What was that about the media not having a liberal bias? For a few months back in 2003, left-wing pundits and authors, reacting to a spate of books documenting the unmistakable leftwardtilt of the country’s prestige media outlets, began putting forth the argument that their side was the one getting the short end of the stick.
Such a hypothesis – advanced most famously by Eric Alterman in a book titled What Liberal Media? – was preposterous even before the start of the Iraq war. Now, however, charity requires a sense of pained embarrassment for those who insist on sustaining the argument in the face of the anti-Bush fever that has defined much of the mainstream media for at least the past twelve months.
No liberal bias? How, then, can one explain the unprece dented publicity given leftist filmmaker Michael Moore’s alleged documentary “Fahrenheit 9/11?” When was the last time journalists fawned over the maker of a piece of political agit prop, interviewing him as if from a position of abject supplication, lovingly running clips from the film designed to present the president as an amalgamation of war criminal and matchless buffoon?

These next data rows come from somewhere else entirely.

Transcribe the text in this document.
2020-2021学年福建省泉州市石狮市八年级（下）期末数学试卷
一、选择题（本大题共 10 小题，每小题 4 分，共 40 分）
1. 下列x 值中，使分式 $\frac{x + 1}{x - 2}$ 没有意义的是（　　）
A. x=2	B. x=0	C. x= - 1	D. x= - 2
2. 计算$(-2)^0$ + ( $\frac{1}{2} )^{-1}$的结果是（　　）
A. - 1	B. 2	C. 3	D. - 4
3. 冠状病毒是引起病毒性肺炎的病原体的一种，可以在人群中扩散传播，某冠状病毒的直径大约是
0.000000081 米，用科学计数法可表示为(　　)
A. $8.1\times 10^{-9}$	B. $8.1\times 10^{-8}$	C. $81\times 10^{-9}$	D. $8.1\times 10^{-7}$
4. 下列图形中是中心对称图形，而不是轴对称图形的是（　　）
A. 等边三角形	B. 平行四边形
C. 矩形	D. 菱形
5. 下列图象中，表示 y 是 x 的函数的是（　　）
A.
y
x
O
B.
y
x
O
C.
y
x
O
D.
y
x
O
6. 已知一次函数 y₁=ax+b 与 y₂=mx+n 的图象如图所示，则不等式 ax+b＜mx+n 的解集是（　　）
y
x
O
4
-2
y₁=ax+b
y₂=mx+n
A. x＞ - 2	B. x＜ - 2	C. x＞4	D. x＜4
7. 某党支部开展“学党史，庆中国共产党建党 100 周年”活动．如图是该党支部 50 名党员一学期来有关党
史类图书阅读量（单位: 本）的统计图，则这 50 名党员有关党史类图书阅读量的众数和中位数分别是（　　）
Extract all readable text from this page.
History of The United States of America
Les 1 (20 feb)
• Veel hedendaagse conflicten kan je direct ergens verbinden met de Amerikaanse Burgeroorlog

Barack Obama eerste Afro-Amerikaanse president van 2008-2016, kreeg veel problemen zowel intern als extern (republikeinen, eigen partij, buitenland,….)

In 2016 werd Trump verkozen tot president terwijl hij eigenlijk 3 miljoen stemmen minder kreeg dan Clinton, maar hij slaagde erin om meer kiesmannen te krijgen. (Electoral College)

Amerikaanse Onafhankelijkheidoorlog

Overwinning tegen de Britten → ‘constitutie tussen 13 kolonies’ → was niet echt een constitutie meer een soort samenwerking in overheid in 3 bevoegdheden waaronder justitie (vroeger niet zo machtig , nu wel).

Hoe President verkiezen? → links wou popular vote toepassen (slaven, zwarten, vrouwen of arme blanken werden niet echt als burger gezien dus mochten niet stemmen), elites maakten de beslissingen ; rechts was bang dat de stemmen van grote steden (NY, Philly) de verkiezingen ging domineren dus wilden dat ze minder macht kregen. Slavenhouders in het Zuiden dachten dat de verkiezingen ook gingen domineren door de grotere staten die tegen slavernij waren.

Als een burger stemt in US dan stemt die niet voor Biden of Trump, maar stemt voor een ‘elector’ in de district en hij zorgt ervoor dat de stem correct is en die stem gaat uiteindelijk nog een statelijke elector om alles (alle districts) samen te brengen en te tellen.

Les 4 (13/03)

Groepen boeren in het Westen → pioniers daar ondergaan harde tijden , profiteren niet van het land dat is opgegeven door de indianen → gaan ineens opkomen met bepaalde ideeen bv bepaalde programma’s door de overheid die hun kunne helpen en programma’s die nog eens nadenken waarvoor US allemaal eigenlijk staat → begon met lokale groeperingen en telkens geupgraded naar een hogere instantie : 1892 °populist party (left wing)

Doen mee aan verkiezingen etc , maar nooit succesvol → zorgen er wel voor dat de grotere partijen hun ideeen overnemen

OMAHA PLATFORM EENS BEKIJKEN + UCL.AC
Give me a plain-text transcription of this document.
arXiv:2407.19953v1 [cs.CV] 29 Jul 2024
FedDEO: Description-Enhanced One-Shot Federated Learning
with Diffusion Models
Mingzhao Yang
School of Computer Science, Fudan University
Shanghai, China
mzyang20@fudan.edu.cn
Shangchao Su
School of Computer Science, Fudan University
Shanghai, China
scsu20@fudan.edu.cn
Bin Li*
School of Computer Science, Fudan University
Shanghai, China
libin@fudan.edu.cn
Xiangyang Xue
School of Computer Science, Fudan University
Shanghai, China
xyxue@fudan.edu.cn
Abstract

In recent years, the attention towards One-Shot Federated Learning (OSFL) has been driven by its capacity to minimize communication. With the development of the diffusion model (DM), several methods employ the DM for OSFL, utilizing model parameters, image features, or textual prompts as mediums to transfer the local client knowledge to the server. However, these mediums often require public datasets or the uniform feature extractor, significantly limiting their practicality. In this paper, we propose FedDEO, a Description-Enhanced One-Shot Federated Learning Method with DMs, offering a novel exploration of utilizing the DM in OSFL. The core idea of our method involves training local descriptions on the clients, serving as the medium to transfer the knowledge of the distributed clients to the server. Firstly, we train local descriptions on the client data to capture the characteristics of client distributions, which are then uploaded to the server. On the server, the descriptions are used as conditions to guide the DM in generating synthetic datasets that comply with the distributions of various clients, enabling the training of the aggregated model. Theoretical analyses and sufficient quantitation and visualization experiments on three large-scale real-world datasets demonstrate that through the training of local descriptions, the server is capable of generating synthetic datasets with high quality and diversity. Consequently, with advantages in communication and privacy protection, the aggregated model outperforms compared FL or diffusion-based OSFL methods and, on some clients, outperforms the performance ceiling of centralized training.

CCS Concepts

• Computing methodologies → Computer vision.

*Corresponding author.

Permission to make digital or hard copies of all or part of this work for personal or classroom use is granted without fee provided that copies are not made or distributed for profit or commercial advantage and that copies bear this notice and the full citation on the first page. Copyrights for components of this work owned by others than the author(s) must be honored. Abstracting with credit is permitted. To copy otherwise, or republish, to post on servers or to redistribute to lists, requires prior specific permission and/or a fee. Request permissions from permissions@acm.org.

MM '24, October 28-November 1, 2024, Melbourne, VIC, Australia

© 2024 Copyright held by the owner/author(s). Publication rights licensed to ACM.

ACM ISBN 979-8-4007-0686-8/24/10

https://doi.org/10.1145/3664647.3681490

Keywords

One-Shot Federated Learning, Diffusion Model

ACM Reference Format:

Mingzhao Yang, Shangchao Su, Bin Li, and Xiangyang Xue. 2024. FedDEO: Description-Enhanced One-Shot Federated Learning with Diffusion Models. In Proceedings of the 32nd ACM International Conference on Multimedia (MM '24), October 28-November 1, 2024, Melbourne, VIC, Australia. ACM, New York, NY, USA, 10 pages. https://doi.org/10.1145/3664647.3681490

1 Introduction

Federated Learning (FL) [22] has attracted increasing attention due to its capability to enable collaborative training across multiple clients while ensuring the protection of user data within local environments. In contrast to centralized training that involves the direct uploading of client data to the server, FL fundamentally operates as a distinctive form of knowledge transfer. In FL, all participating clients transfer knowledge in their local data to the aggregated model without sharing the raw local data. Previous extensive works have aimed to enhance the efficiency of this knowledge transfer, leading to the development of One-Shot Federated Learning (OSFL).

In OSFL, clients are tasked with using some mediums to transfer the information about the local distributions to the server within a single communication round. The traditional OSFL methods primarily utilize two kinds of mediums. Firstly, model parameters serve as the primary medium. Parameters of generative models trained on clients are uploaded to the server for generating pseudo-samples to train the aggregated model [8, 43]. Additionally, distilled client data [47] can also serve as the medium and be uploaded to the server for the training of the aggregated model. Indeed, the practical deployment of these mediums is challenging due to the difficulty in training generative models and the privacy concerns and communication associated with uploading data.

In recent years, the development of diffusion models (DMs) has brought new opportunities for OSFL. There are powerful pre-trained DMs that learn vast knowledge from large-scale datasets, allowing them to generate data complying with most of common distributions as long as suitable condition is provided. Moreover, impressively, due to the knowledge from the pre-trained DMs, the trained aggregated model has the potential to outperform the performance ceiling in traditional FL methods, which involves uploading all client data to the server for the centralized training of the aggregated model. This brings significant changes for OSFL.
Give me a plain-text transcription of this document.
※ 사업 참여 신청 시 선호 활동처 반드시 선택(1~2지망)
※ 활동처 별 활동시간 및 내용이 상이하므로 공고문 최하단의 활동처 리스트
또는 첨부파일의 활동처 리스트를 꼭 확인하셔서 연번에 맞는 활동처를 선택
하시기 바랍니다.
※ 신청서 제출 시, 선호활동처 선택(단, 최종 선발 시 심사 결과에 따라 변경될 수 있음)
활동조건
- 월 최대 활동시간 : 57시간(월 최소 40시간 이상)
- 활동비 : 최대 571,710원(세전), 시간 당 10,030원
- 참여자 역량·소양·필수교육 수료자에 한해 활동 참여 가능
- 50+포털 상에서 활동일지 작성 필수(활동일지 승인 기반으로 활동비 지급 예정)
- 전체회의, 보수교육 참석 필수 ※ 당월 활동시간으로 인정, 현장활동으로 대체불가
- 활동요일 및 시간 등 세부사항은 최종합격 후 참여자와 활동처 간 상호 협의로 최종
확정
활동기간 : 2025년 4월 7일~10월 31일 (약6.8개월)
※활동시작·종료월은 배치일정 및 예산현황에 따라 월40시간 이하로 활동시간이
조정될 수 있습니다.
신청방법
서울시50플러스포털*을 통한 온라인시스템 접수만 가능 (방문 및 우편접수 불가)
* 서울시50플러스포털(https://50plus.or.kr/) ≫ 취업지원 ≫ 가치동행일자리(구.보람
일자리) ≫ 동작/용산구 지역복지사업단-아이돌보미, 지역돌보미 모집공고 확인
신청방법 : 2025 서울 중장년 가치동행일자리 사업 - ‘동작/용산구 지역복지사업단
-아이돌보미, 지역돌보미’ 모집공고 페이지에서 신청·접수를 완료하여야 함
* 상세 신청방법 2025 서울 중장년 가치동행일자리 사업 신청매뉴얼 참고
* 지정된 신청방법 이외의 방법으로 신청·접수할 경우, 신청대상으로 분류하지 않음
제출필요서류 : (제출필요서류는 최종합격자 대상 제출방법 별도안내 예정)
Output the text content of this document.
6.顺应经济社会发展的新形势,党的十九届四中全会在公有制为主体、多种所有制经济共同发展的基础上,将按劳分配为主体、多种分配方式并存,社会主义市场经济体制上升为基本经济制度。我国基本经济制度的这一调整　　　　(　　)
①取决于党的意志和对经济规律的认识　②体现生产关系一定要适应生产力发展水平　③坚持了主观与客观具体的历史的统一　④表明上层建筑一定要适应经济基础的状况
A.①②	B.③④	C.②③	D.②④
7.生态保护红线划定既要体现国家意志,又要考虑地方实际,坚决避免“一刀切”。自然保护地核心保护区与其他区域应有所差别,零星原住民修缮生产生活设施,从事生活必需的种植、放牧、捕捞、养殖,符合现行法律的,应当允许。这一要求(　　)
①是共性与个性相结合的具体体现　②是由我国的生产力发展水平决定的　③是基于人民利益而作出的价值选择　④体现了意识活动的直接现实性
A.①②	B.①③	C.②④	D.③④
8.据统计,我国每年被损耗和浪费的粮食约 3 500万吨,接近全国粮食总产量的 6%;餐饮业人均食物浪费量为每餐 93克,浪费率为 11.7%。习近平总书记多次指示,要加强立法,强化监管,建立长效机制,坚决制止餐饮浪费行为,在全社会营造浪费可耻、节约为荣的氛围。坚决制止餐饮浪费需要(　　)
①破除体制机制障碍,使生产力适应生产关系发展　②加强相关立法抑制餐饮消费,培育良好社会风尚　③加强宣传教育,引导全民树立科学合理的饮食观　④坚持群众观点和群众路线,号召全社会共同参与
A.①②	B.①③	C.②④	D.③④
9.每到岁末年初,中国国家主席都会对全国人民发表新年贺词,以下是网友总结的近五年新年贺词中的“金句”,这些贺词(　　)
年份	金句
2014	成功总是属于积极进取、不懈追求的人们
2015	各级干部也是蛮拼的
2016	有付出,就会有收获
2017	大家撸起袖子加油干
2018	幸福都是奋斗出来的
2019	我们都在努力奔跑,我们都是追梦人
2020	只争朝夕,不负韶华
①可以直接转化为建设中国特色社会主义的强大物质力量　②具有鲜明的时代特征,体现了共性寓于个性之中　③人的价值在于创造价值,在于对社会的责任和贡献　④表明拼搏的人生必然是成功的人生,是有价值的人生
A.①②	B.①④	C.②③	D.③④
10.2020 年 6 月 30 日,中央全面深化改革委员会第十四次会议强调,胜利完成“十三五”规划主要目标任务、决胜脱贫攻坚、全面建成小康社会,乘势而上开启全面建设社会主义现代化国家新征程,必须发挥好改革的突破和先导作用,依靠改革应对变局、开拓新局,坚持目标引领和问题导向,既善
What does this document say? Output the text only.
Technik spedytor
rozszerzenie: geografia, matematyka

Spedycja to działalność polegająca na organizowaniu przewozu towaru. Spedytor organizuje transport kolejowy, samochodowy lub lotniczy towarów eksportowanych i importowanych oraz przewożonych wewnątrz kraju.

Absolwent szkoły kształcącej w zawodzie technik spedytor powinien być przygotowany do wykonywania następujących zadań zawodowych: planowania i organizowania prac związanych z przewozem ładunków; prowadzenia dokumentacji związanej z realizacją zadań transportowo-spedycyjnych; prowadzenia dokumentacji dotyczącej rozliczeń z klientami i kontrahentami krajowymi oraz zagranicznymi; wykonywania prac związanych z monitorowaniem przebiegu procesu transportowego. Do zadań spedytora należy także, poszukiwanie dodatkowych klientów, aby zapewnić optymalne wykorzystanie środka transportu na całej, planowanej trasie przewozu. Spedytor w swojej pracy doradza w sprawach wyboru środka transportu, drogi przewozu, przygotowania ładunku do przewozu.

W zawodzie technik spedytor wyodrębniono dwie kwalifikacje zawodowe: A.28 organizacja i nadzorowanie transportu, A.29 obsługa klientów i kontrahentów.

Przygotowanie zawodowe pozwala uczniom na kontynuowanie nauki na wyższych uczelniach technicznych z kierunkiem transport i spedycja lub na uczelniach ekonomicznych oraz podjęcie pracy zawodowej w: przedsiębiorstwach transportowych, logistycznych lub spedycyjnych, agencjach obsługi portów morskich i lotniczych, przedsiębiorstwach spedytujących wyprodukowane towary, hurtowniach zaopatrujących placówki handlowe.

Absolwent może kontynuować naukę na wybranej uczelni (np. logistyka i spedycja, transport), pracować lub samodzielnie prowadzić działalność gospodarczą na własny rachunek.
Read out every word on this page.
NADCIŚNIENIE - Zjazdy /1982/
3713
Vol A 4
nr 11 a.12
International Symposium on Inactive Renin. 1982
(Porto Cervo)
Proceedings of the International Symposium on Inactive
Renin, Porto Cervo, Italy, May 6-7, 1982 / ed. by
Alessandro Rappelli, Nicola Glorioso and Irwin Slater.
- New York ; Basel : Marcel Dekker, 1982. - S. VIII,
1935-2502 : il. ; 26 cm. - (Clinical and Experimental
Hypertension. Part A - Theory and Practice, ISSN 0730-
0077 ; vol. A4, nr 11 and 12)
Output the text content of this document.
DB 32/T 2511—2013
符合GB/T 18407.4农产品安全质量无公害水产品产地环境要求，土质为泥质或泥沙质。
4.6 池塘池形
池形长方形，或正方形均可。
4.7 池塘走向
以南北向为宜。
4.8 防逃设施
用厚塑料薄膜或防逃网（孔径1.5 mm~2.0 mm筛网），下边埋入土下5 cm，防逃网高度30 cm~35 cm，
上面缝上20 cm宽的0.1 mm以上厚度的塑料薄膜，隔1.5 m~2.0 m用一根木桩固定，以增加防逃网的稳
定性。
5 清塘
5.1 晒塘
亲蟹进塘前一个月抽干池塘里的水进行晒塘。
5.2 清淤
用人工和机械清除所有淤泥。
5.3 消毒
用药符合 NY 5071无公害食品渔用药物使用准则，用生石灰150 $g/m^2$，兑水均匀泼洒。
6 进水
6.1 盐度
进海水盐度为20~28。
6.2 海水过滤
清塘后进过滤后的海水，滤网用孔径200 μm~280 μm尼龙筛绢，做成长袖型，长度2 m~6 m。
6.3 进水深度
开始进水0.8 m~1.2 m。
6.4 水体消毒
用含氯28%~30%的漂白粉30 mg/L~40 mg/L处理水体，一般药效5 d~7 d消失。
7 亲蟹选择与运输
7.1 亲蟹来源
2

According to an Editor & Publisher survey of 63 daily newspapers that reviewed the film, 56 – or nearly 90 percent – gave “Fahrenheit 9/11” a thumbs-up. Many of the pro-Moore reviewers used their columns to launch attacks of their own on a president who is more despised by the Left than Richard Nixon was in his heyday.
For a good example of a movie reviewer turned political propagandist, one need only consider the hysterics of The New York Observer’s Rex Reed. “Sometimes sarcastic, always funny,” Reed swooned, “Mr. Moore is armed with facts, and he presents them accurately and succinctly.”
Reed writes gushingly of Moore, reserving his apparently bottomless antipathy not only for Bush – whom he characterizes as “a swaggering, bowlegged, grammatically challenged bully” whose cabinet “is beginning to look more like the Third Reich every day” – but for the U.S. military as well.
“Nobody denies that Saddam Hussein was a monster,” writes Reed, “but not the Iraqi women and children who have been “saved” from one villain only to be burned and shot and maimed for life without arms and legs by villains in a different uniform.”
The stunning lack of moral discernment revealed in that sentence is almost enough to draw attention from Reed’s problematic writing style – if “nobody” denies Hussein’s monstrousness, that would include the Iraqi women and children whom Reed pointedly excludes. (For a merciless but nevertheless hilarious dissection of Reed’s grammatical short comings, see John Simon’s 1980 book Paradigms Lost.)
Of course, not all the reviews of “Fahrenheit 9/11” were positive. The most scathing came from the pen of Christopher Hitchens, the brilliant essayist who until recently was an icon of the Left. “To describe this film as dishonest and demagogic,” wrote Hitchens, “would almost be to promote those terms to the level of respectability.”
Lest one forget amid all the media hoopla just who Michael Moore is, it’s good to take a look at some of the things he’s said in recent months – and then to ask oneself whether his admirers in the media and the Democratic party agree with such thinking.
* “There is no terrorist threat in this country. This is a lie. This is the biggest lie we’ve been told.”
* “The Iraqis who have risen up against the occupation are not “insurgents” or “terrorists” or “The Enemy.” They are the REVOLUTION, the Minutemen, and their numbers will grow – and they will win.”
* “[Americans] are possibly the dumbest people on the planet….Our stupidity is embarrassing.”
* “The motivation for war is simple. The U.S. government started the war with Iraq in order to make it easy for U.S. corporations to do business in other countries. They intend to use cheap labor in those countries, which will make Americans rich.”
* “It’s all part of the same ball of wax, right? The oil companies, Israel, Halliburton.”